Gaius/Caligula (Augustus) Coin: Bronze Quadrans
C CAESAR DIVI AVG PRON AVG SC - Pileus flanked by S C
PON M TR P IIII P P COS TERT - Legend surrounding RCC large in center of field
Mint: Rome (40-41AD)
Wt./Size/Axis: 2.30g / 17mm / 180
RIC 1-Gaius 52
London Ancient Coins
obverse: C CAESAR DIVI AVG PRON AVG (Gaius Caesar, emperor, great-granson of Divine Augustus)
reverse: PON M TR P IIII P P COS TERT (high priest, holder of tribune power for 4 years, father of the country, consul for the third time)
There were four different issues of quadrans from Caligula:
PON M TR P III P P COS DES III- 39AD
PON M TR P III P P COS TERT-39-40AD
PON M TR P IIII P P COS TERT-40-41AD-This Coin
PON M TR P IIII P P COS QVART-January 1-24, 41AD
ODERINT, DUM METUANT (LET THEM HATE, SO LONG AS THEY FEAR). — CALIGULA
The purpose of the pileus and the (related or not) meaning of the RCC inscription remain in dispute and have led to differing hypotheses since the late 18th century, with most modern observers echoing the original hypotheses of Eckel from 1796, who thought that the RCC inscription referred to Caligula's remission of the 0.5% sales tax (hence remissa ducentesima), with the pileus a reference to restored liberty deriving from return of elections to the popular comitia from the Senate.

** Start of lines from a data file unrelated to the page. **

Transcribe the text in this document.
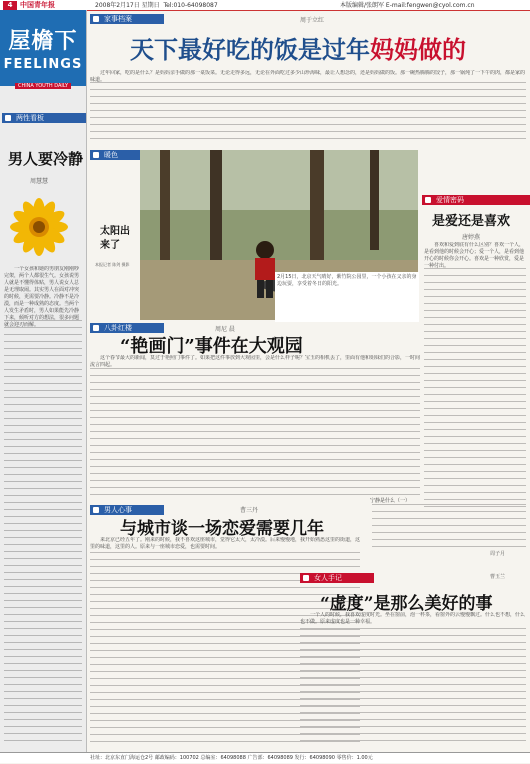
4	中国青年报	2008年2月17日 星期日 Tel:010-64098087	本版编辑/张朗军 E-mail:fengwen@cyol.com.cn
屋檐下
FEELINGS
CHINA YOUTH DAILY
两性看板
男人要冷静
周慧慧

一个女孩和她的男朋友刚刚吵完架，两个人都很生气。女孩说男人就是不懂得体贴，男人说女人总是无理取闹。其实男人在面对冲突的时候，更需要冷静。冷静不是冷漠，而是一种成熟的态度。当两个人发生矛盾时，男人如果能先冷静下来，倾听对方的想法，很多问题就会迎刃而解。

家事档案	周于立红
天下最好吃的饭是过年妈妈做的

过年回家，吃的是什么？是妈妈亲手做的那一桌饭菜。无论走得多远，无论在外面吃过多少山珍海味，最让人想念的，还是妈妈做的饭。那一碗热腾腾的饺子，那一锅炖了一下午的肉，都是家的味道。

暖色
太阳出来了
本报记者 陈剑 摄影
2月15日，北京天气晴好，紫竹院公园里，一个小孩在父亲的身边玩耍，享受着冬日的阳光。
八卦红楼	周尼 晨
“艳画门”事件在大观园

这个春节最大的新闻，莫过于艳照门事件了。如果把这件事放到大观园里，会是什么样子呢？宝玉的相机丢了，里面有他和姐妹们的合影，一时间流言四起。

爱情密码
是爱还是喜欢
唐婷燕

喜欢和爱到底有什么区别？喜欢一个人，是看到他的时候会开心；爱一个人，是看到他开心的时候你会开心。喜欢是一种欣赏，爱是一种付出。

宁静是什么（一）
周子月
男人心事	曹三丹
与城市谈一场恋爱需要几年

来北京已经五年了。刚来的时候，我不喜欢这座城市，觉得它太大，太冷漠。后来慢慢地，我开始熟悉这里的街道，这里的味道，这里的人。原来与一座城市恋爱，也需要时间。

女人手记
“虚度”是那么美好的事

一个人的时候，我喜欢虚度时光。坐在窗前，泡一杯茶，看窗外的云慢慢飘过。什么也不想，什么也不做。原来虚度也是一种幸福。

曹玉兰
社址：北京东直门海运仓2号 邮政编码：100702 总编室：64098088 广告部：64098089 发行：64098090 零售价：1.00元
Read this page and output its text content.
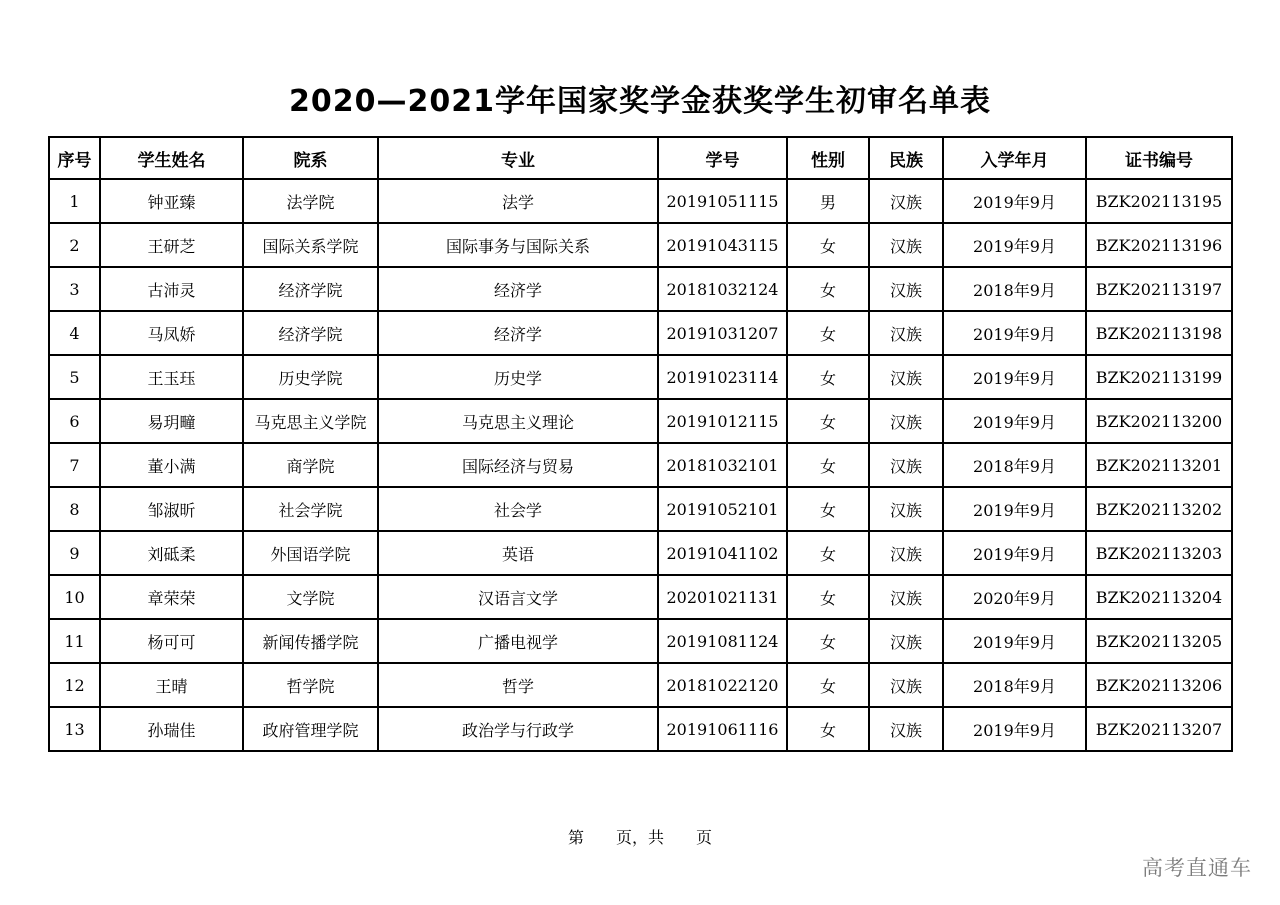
2020—2021学年国家奖学金获奖学生初审名单表
序号	学生姓名	院系	专业	学号	性别	民族	入学年月	证书编号
1	钟亚臻	法学院	法学	20191051115	男	汉族	2019年9月	BZK202113195
2	王研芝	国际关系学院	国际事务与国际关系	20191043115	女	汉族	2019年9月	BZK202113196
3	古沛灵	经济学院	经济学	20181032124	女	汉族	2018年9月	BZK202113197
4	马凤娇	经济学院	经济学	20191031207	女	汉族	2019年9月	BZK202113198
5	王玉珏	历史学院	历史学	20191023114	女	汉族	2019年9月	BZK202113199
6	易玥疃	马克思主义学院	马克思主义理论	20191012115	女	汉族	2019年9月	BZK202113200
7	董小满	商学院	国际经济与贸易	20181032101	女	汉族	2018年9月	BZK202113201
8	邹淑昕	社会学院	社会学	20191052101	女	汉族	2019年9月	BZK202113202
9	刘砥柔	外国语学院	英语	20191041102	女	汉族	2019年9月	BZK202113203
10	章荣荣	文学院	汉语言文学	20201021131	女	汉族	2020年9月	BZK202113204
11	杨可可	新闻传播学院	广播电视学	20191081124	女	汉族	2019年9月	BZK202113205
12	王晴	哲学院	哲学	20181022120	女	汉族	2018年9月	BZK202113206
13	孙瑞佳	政府管理学院	政治学与行政学	20191061116	女	汉族	2019年9月	BZK202113207
第 页，共 页
高考直通车
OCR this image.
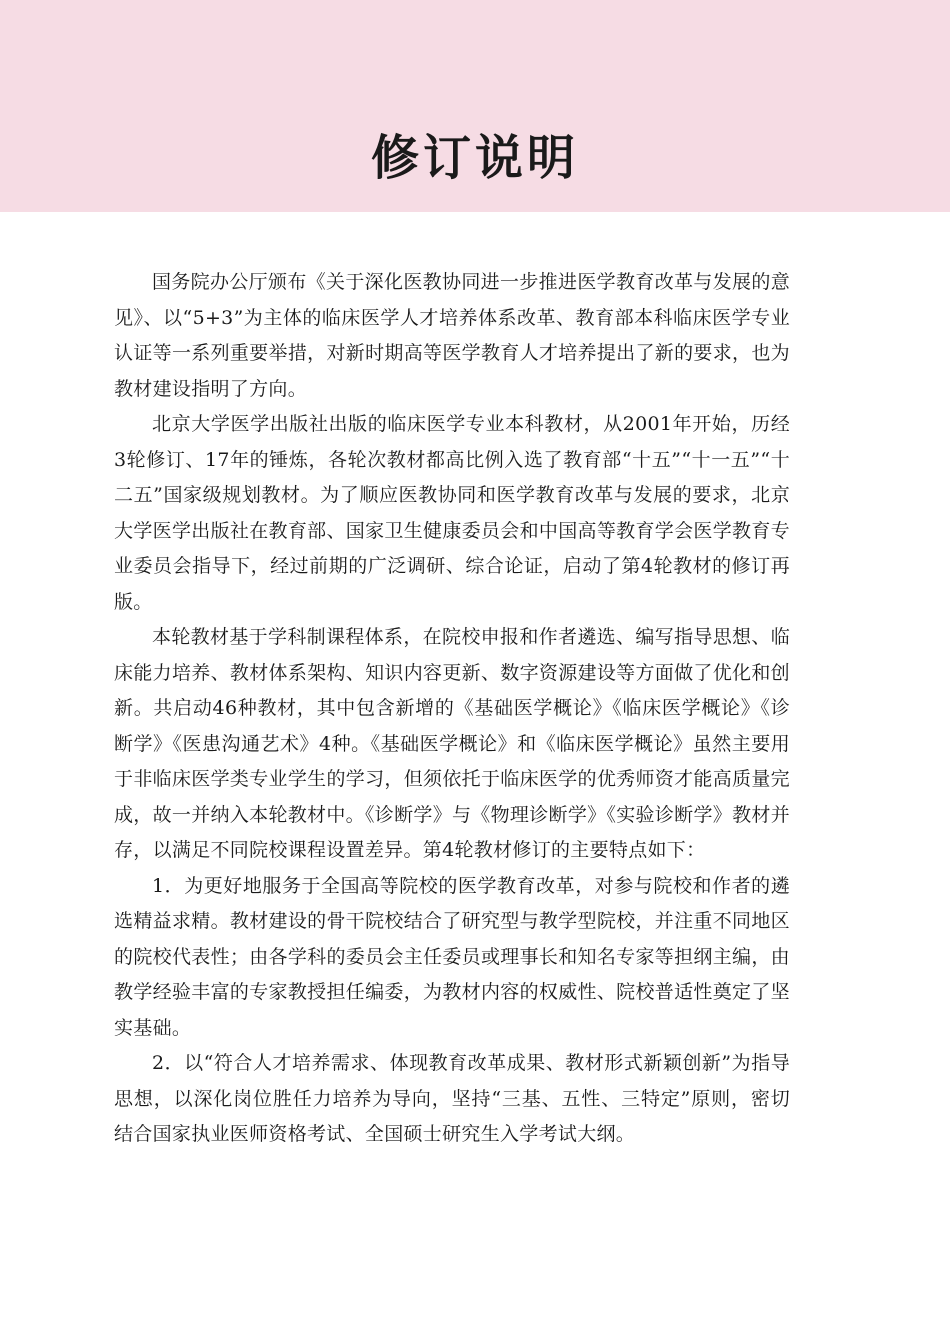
修订说明

国务院办公厅颁布《关于深化医教协同进一步推进医学教育改革与发展的意见》、以“5+3”为主体的临床医学人才培养体系改革、教育部本科临床医学专业认证等一系列重要举措，对新时期高等医学教育人才培养提出了新的要求，也为教材建设指明了方向。

北京大学医学出版社出版的临床医学专业本科教材，从2001年开始，历经3轮修订、17年的锤炼，各轮次教材都高比例入选了教育部“十五”“十一五”“十二五”国家级规划教材。为了顺应医教协同和医学教育改革与发展的要求，北京大学医学出版社在教育部、国家卫生健康委员会和中国高等教育学会医学教育专业委员会指导下，经过前期的广泛调研、综合论证，启动了第4轮教材的修订再版。

本轮教材基于学科制课程体系，在院校申报和作者遴选、编写指导思想、临床能力培养、教材体系架构、知识内容更新、数字资源建设等方面做了优化和创新。共启动46种教材，其中包含新增的《基础医学概论》《临床医学概论》《诊断学》《医患沟通艺术》4种。《基础医学概论》和《临床医学概论》虽然主要用于非临床医学类专业学生的学习，但须依托于临床医学的优秀师资才能高质量完成，故一并纳入本轮教材中。《诊断学》与《物理诊断学》《实验诊断学》教材并存，以满足不同院校课程设置差异。第4轮教材修订的主要特点如下：

1．为更好地服务于全国高等院校的医学教育改革，对参与院校和作者的遴选精益求精。教材建设的骨干院校结合了研究型与教学型院校，并注重不同地区的院校代表性；由各学科的委员会主任委员或理事长和知名专家等担纲主编，由教学经验丰富的专家教授担任编委，为教材内容的权威性、院校普适性奠定了坚实基础。

2．以“符合人才培养需求、体现教育改革成果、教材形式新颖创新”为指导思想，以深化岗位胜任力培养为导向，坚持“三基、五性、三特定”原则，密切结合国家执业医师资格考试、全国硕士研究生入学考试大纲。
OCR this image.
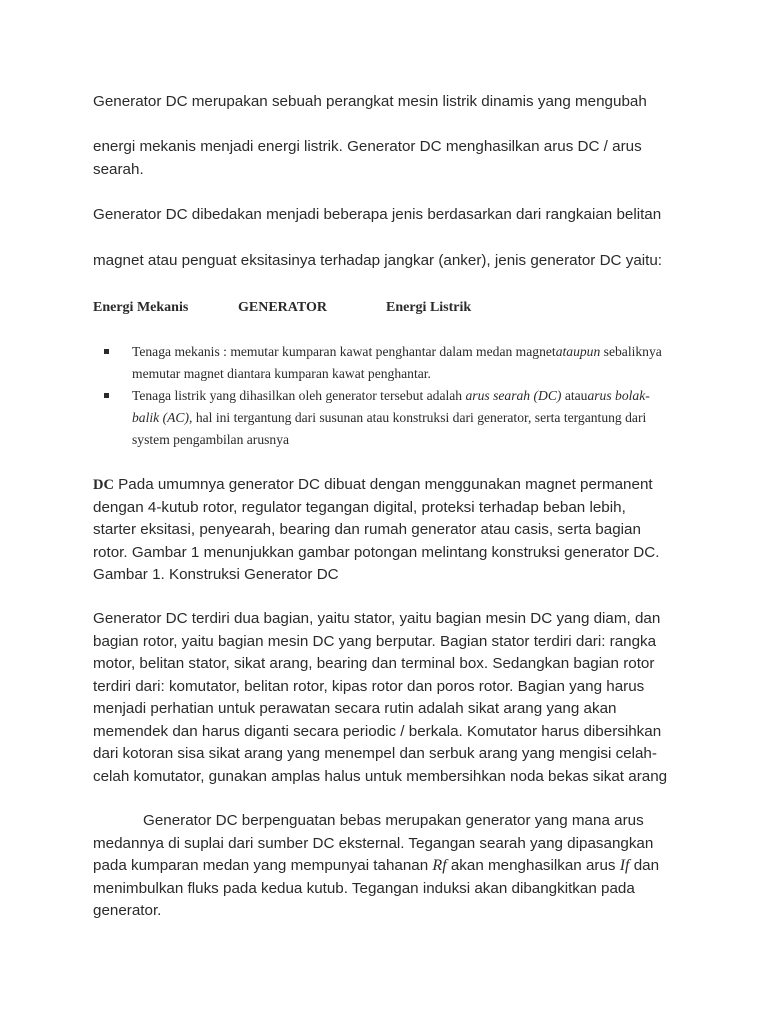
Generator DC merupakan sebuah perangkat mesin listrik dinamis yang mengubah

energi mekanis menjadi energi listrik. Generator DC menghasilkan arus DC / arus searah.

Generator DC dibedakan menjadi beberapa jenis berdasarkan dari rangkaian belitan

magnet atau penguat eksitasinya terhadap jangkar (anker), jenis generator DC yaitu:

Energi Mekanis	GENERATOR	Energi Listrik
Tenaga mekanis : memutar kumparan kawat penghantar dalam medan magnetataupun sebaliknya memutar magnet diantara kumparan kawat penghantar.
Tenaga listrik yang dihasilkan oleh generator tersebut adalah arus searah (DC) atauarus bolak-balik (AC), hal ini tergantung dari susunan atau konstruksi dari generator, serta tergantung dari system pengambilan arusnya

DC Pada umumnya generator DC dibuat dengan menggunakan magnet permanent dengan 4-kutub rotor, regulator tegangan digital, proteksi terhadap beban lebih, starter eksitasi, penyearah, bearing dan rumah generator atau casis, serta bagian rotor. Gambar 1 menunjukkan gambar potongan melintang konstruksi generator DC. Gambar 1. Konstruksi Generator DC

Generator DC terdiri dua bagian, yaitu stator, yaitu bagian mesin DC yang diam, dan bagian rotor, yaitu bagian mesin DC yang berputar. Bagian stator terdiri dari: rangka motor, belitan stator, sikat arang, bearing dan terminal box. Sedangkan bagian rotor terdiri dari: komutator, belitan rotor, kipas rotor dan poros rotor. Bagian yang harus menjadi perhatian untuk perawatan secara rutin adalah sikat arang yang akan memendek dan harus diganti secara periodic / berkala. Komutator harus dibersihkan dari kotoran sisa sikat arang yang menempel dan serbuk arang yang mengisi celah-celah komutator, gunakan amplas halus untuk membersihkan noda bekas sikat arang

Generator DC berpenguatan bebas merupakan generator yang mana arus medannya di suplai dari sumber DC eksternal. Tegangan searah yang dipasangkan pada kumparan medan yang mempunyai tahanan Rf akan menghasilkan arus If dan menimbulkan fluks pada kedua kutub. Tegangan induksi akan dibangkitkan pada generator.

Eckel thus thought the obverse and reverse commemorated separate distinct acts of the emperor.
David Woods' interpretation of the Caligula quadrans is that the liberty it celebrates is the liberty of all free Roman citizens, with the pileus as a their symbol. He reasons that it was Caligula's crackdown on those illegally claiming citizenship that is the focus of the coin's commemoration. This proper enforcement of the rules of citizenship would theoretically play well among the greater masses of the population who normally encounter the quadrans in everyday exchange.
As for the meaning of the RCC reverse inscription, Woods posits that it could be Res Civium Conservatae (The interests of the citizens has been preserved), or something closely related to this.
From The Dictionary of Roman Coins:
R CC Remissa Ducentesima. - Initial letters inscribed on the reverse of a third brass coin of Caligula, commemorative of a tax having been abolished by that Emperor. - The treasury of the state having been exhausted by the civil wars, Augustus, to assist in replenishing the public revenues, had established an impost of the hundredth denarius on all sales. But this burden in the year AD 17, Tiberius, yielding to the petitions of the people, had reduced on-half, that is to say to one denarius for 200. At length, in the year A.D. 39, the whole tax was taken off by Caligula as the inscription, on this small brass coin, of Remissa CC. plainly tells; and Suetonius confirms the fact in saying ducentesimun auctionum Italia remisit, although he does not specify the time.
And that this act of liberality was permanent is proved by medals struck in subsequent years of Caligula's reign, on which the memory of this benefit is gratefully renewed by the Senate. - The obverse is in scribed C CAESAR DIVI AVG PRON AVG S C (Caius Caesar Augustus, great grandson of the Divine Augustus) and the type is the pileus or cap of liberty, an allusion made to the right of suffrage granted to the people in the year AD 38.
From COINWEEK: Small Change
Perhaps the most enigmatic coin of Caligula’s reign was the smallest regular Roman denomination, the quadrans. It took 64 of these little coppers to equal the value of one silver denarius – a day’s pay for a manual worker. On the obverse, the emperor’s name and titles surround a “liberty cap” – the felt hat worn by freed slaves – bracketed by the letters “SC”. The reverse inscription continues the emperor’s titles, surrounding the large letters “RCC”.
For many years, the consensus of numismatic scholars was that this abbreviation stood for remissa ducentesima, celebrating Caligula’s repeal of an unpopular one-half percent sales tax (“one part in two hundred” – “CC” being the Roman numeral for 200). A brilliant 2010 study by David Woods argues that this interpretation is unlikely, and RCC probably stands for something like res civium conservatae (“the interests of citizens have been preserved”).
The quadrans is probably the most affordable coin of Caligula, with decent examples appearing at auction for under $100.